Technical crews will also feel an added strain, said Charlie Croom ’12, co-president of the Yale Drama Coalition and a former photo editor for the News.
“It’ll be interesting to see what happens with the limited number of lighting designers, particularly in situations like one weekend in April on which four shows are already scheduled to be held,” he said. “Who’s going to light all those shows?”
Stuart Teal ’14, who manages use of the Saybrook Underbrook, one of eight theater venues available to all undergraduates, said he foresees higher competition arising among directors trying to book the space. The spring, he said, will be a “mess” with so many shows.
Still, Yale Dramatic Association President Lily Lamb-Atkinson ’12 said that though the full season may add stress for those who are already involved in theater at Yale, openings for actors and technical designers could draw in new talent. Expanding participation will benefit the theater community, she said.

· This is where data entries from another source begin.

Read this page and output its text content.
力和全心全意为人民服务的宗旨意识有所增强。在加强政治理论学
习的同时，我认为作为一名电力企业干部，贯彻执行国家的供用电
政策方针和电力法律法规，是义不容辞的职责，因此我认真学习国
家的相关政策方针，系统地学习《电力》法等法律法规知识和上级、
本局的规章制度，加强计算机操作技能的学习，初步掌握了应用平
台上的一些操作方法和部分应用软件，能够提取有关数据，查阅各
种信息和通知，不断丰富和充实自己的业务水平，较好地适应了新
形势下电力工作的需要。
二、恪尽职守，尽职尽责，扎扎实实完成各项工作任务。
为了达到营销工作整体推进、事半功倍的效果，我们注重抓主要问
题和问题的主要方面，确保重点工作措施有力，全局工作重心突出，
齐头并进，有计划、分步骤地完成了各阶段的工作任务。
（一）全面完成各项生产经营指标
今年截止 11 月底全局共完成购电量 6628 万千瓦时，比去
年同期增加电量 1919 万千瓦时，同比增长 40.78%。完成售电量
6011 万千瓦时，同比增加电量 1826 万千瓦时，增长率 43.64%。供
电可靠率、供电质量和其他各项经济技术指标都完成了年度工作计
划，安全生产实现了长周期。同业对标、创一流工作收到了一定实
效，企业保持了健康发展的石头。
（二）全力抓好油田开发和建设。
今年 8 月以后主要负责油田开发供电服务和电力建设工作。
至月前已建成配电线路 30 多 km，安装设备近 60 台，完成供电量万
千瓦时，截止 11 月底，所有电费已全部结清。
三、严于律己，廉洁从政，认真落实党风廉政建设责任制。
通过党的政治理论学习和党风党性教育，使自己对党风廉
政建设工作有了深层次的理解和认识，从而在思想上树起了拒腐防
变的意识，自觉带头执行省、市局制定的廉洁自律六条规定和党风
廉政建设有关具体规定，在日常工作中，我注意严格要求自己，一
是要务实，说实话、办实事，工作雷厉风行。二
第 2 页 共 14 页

And estimates of how many shows will go up may be overoptimistic, said Ryan Bowers ’14.
“It’s very easy to put shows on the YDC website,” he said. “I think people are blurring the line between talking about a show and actually doing one.”
Despite student concerns, officials from the Yale College Office of Undergraduate Productions said they are prepared for the abnormally busy spring season. Tom Delgado, technical director at the OUP, said next semester the office is hiring more house managers — student employees who provide technical support to shows — who will play an important role in facilitating production development. The only problems that may arise, he said, would be due to last-minute decisions to put up shows.
Krier said Shakespeare at Yale has not significantly changed the distribution of senior projects — two were produced this fall, as opposed to three last fall.
Theater Studies major Timmia Hearn Feldman ’12 said that the reduced number of senior projects this fall may be related to the cooperative spirit of the graduating Theater Studies class, with high numbers of collaborative senior projects and, therefore, fewer shows overall, across both fall and spring.
But many seniors are choosing to do their senior projects in the spring, Jamie Biondi ’12 said, because of the funding and faculty involvement offered by participating in Shakespeare at Yale.
The first show in the spring drama season will be Shakespeare’s “Coriolanus,” which runs from Jan. 18-21.